El Dr. Ken Robinson le llama al estado de hacer aquello que nos apasiona “ELEMENTO” y sostiene que cuando las personas están en su “elemento” se sienten más ellos mismos, están altamente inspirados y su desempeño llega a ser excepcional y esto es porque están desarrollando un talento innato. El problema es que no todos tienen idea de cuáles son sus verdaderos talentos y de qué son capaces de alcanzar. El ser innatamente bueno en algo no es suficiente; ¡TIENES QUE AMAR LO QUE HACES! A veces las personas se dedican a ciertas profesiones porque son buenos en ellas, más no porque las amen. Vale entonces preguntarse si aquello en lo que soy bueno es también aquello que amo hacer.

 

Ahora bien, es importantísimo identificar la diferencia entre amar hacer algo y amar la idea de hacer algo, porque este algo es algo que vas a hacer por el resto de tu vida. Una persona promedio trabaja de 8 a 9 horas al día, 5 días a la semana; eso quiere decir que el 50% del total de las horas que estamos despiertos estamos trabajando. Cuando encuentres algo que ames lo suficiente para dedicarle la mitad del resto de tu vida, jamás lo llamarás TRABAJO.

 

Steve Jobs dijo alguna vez: “Debes encontrar lo que amas, tu trabajo llenará una gran parte de tu vida, y la única manera de estar en realidad satisfecho es haciendo aquello que crees que es un GRAN TRABAJO, y la única forma de hacer un gran trabajo es amando aquello que haces. Si no lo has encontrado aún, sigue buscando… no te conformes. Cuando lo hayas encontrado lo sabrás, así que sigue buscando y no te conformes jamás”. (Steve Jobs trabajó hasta el día anterior a su muerte).

 

Decidir hacer aquello que resuena con lo que somos, aquello que tiene sentido para nuestras vidas no solo es increíblemente gratificante, sino que además nos proporciona un profundo sentido del propósito, nos permite desarrollarnos en nuestro “ELEMENTO”, y nos ubica en un marco de realidad en la realmente podemos llegar a SER todo lo que soñamos SER.

 

Elegir la carrera correcta hará que conectes con otros individuos que comparten tú mismo amor y pasión por lo que hacen; y es que el éxito también depende del medio en el que nos desarrollamos, porque se alimenta de la curiosidad, la creatividad, el estímulo, la retroalimentación, y la inspiración que este medio nos provee en el día a día.

 

¿Pero qué sucede con todas aquellas personas que no alcanzaron las mejores calificaciones ni ningún otro reconocimiento académico? ¿Pueden estas personas alcanzar el éxito? ¿Las calificaciones y el éxito laboral están irremediablemente enlazadas y no puede existir la segunda sin la primera?

 

La verdad es que las calificaciones no dictan el resto de tu existencia!

 

Estudios publicados de la Dra.

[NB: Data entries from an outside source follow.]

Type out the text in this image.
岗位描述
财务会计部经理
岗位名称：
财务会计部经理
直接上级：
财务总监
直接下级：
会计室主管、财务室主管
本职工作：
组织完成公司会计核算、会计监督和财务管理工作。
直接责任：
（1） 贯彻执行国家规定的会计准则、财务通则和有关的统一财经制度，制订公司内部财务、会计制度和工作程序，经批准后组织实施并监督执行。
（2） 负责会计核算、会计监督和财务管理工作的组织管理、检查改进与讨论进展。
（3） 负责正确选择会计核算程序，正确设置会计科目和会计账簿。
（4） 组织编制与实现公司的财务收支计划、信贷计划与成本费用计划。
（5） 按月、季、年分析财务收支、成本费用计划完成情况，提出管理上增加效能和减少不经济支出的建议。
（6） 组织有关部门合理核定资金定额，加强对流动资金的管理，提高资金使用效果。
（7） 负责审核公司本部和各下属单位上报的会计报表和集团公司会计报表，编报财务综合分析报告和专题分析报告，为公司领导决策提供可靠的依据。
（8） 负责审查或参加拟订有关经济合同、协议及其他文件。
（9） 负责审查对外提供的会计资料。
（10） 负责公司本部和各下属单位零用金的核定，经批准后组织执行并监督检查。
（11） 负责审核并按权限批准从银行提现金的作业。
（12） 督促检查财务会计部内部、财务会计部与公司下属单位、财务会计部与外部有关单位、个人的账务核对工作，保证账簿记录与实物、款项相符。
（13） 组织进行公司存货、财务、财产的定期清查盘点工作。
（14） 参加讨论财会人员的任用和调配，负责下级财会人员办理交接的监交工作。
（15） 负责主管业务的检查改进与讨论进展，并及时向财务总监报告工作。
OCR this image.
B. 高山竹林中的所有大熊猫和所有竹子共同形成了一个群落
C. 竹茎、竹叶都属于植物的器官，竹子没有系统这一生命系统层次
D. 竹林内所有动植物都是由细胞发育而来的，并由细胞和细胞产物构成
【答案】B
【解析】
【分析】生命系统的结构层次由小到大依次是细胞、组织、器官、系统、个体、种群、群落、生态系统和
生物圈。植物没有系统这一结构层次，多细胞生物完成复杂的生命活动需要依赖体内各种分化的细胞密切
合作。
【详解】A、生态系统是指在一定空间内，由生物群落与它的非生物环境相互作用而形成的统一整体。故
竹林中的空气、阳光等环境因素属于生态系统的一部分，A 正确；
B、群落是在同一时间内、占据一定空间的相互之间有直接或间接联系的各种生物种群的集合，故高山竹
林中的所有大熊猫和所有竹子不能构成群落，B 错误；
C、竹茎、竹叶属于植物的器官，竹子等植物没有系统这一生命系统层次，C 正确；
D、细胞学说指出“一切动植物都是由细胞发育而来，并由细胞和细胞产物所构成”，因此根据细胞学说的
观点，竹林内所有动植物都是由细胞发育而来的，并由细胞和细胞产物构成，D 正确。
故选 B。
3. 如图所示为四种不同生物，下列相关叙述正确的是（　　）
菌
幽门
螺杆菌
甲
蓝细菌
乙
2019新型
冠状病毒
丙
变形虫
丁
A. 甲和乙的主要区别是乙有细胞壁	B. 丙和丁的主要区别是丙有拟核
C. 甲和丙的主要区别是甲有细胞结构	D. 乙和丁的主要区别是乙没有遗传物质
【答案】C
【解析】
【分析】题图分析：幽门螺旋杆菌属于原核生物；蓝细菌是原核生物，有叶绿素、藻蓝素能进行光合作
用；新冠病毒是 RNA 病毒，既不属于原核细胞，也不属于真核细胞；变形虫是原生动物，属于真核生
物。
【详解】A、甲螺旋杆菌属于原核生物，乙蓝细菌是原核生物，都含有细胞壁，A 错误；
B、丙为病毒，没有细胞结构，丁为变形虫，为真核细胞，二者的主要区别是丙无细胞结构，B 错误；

Karen Arnold demuestran que el destacar como estudiante no es un indicador eficiente de excelencia profesional, y es que lo uno son logros que se miden bajo un sistema de calificaciones y se basa en ciertos criterios pedagógicos muy específicos que requieren de memorización, repetición de pasos bien definidos y el uso de un tipo de lógica particular y esto no siempre está vinculado a las habilidades que cada individuo posee para responder a la compleja dinámica de la vida y toda la gama de desafíos que esta nos brinda.

 

Mientras que el estudio puede ser una gran experiencia para muchos niños y adolescentes, para otros puede ser una de las vivencias más frustrantes de sus vidas. Estas personas que por una infinidad de razones no respondieron según la norma establecida, crecen con un profundo sentido de desmerecimiento, con la etiqueta de que son menos capaces, inteligentes o valiosos que sus compañeros y son objeto de crítica, rechazo, exclusión, burla y frecuentemente sufren la presión de ser como los demás; crecen bajo la percepción de que esta etiqueta los define como seres humanos y esto es UNA MENTIRA CATEGÓRICA!

 

¿No me creen? Les presento al señor Thomas Edison, uno de los más grandes genios de la era moderna. Su primer maestro lo calificó de distraído, confundido, falto de enfoque. Fue tanta la presión sobre Edison que él tuvo que abandonar la escuela.

 

Paul MCCartney y George Harrison, dos de los legendarios BEATLES fueron constantemente desalentados por sus profesores de música, quienes opinaban firmemente que este par carecía total y completamente de talento musical.

 

A Elvis Presley, “el Rey” ni siquiera se le era permitido acercarse al grupo de teatro musical del colegio porque según maestros y compañeros, dañaba el sonido colectivo.

 

Albert Einstein, una de las mentes más brillantes de todos los tiempos era tildado de tonto, lento y abstraído. Este hombre que es la fiel encarnación de la inteligencia humana solía decir que: “La inteligencia no es conocimiento sino imaginación”.

 

David P. Langford sostiene que no existe una correlación estadística significativa entre altas calificaciones escolares y el nivel de éxito de los individuos en la vida, e incluso el Harvard Business Review publicó que: “El éxito de tipo académico no era un buen indicador de productividad laboral y que se ha descubierto que ni siquiera el Coeficiente Intelectual podía predecir el éxito profesional que un individuo tendría en su vida.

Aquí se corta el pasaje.